С дальней лавки у порога вскочил, взметнув руку, белобородый дед.
— Не слухайте его, товарищ служивый. Он сызмальства недальнозрячим был. Все сразу в колхоз вступили, а сват Артем десять лет приглядывался, светопреставленья ждал.
Председатель позвонил о графин.
— Ближе к делу, Митяй! Не разводи…
Митяй вытер шапкой вспотевший лоб.
— Так вот я и кажу. Есть у нас реликвий! В точности найдем.
Теперь уже вскочил, не удержался Артем:
— Балабон он и есть балабон. Лишь бы полалакать, на глаза начальству попасть. Ну где у тебя эта реликвия? Где? Нет ее у тебя. Бьюсь об заклад. Ставлю поллитра настойки, если хоть что-либо найдешь.
— Граждане, будьте свидетели! — поднял руку дед. — Скачу за реликвией. А ты, Артем, настойку тово… Да чтоб в точности!
— Валяй, валяй! Настойку ему. Как бы не пришлось отдать взамен седую бороду. Чего же стоишь? Ай струсил?
— Сей момент. Одна нога тут, другая — там. Митяй застегнул пуговицы овчинного кожуха, нахлобучил шапку и шмыгнул за дверь.
…В зале еще продолжался спор: «Принесет Митяй что-либо для солдатского музея или нет?», школьники наперебой еще предлагали офицеру свои услуги, когда на пороге показался старик, тяжело нагруженный какими-то таинственными предметами, завернутыми в дерюгу.
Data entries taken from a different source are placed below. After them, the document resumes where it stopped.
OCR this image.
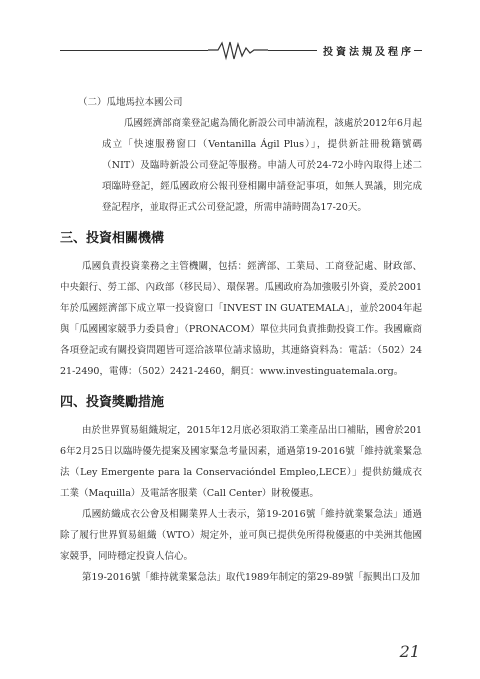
投資法規及程序

（二）瓜地馬拉本國公司

瓜國經濟部商業登記處為簡化新設公司申請流程，該處於2012年6月起成立「快速服務窗口（Ventanilla Ágil Plus）」，提供新註冊稅籍號碼（NIT）及臨時新設公司登記等服務。申請人可於24-72小時內取得上述二項臨時登記，經瓜國政府公報刊登相關申請登記事項，如無人異議，則完成登記程序，並取得正式公司登記證，所需申請時間為17-20天。

三、投資相關機構

瓜國負責投資業務之主管機關，包括：經濟部、工業局、工商登記處、財政部、中央銀行、勞工部、內政部（移民局）、環保署。瓜國政府為加強吸引外資，爰於2001年於瓜國經濟部下成立單一投資窗口「INVEST IN GUATEMALA」，並於2004年起與「瓜國國家競爭力委員會」（PRONACOM）單位共同負責推動投資工作。我國廠商各項登記或有關投資問題皆可逕洽該單位請求協助，其連絡資料為：電話：（502）2421-2490，電傳：（502）2421-2460，網頁：www.investinguatemala.org。

四、投資獎勵措施

由於世界貿易組織規定，2015年12月底必須取消工業產品出口補貼，國會於2016年2月25日以臨時優先提案及國家緊急考量因素，通過第19-2016號「維持就業緊急法（Ley Emergente para la Conservacióndel Empleo,LECE）」提供紡織成衣工業（Maquilla）及電話客服業（Call Center）財稅優惠。

瓜國紡織成衣公會及相關業界人士表示，第19-2016號「維持就業緊急法」通過除了履行世界貿易組織（WTO）規定外，並可與已提供免所得稅優惠的中美洲其他國家競爭，同時穩定投資人信心。

第19-2016號「維持就業緊急法」取代1989年制定的第29-89號「振興出口及加

21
Под гром аплодисментов Митяй торжественно проследовал на сцену, свалил с плеч куль, подошел к офицеру и вскинул граблистые пальцы к треуху.
— Так что реликвий доставлен! Дозвольте предъявить.
Офицер вышел из-за стола.
— Ну что ж. Давайте посмотрим, дедушка, что вы принесли. Пос-мот-рим…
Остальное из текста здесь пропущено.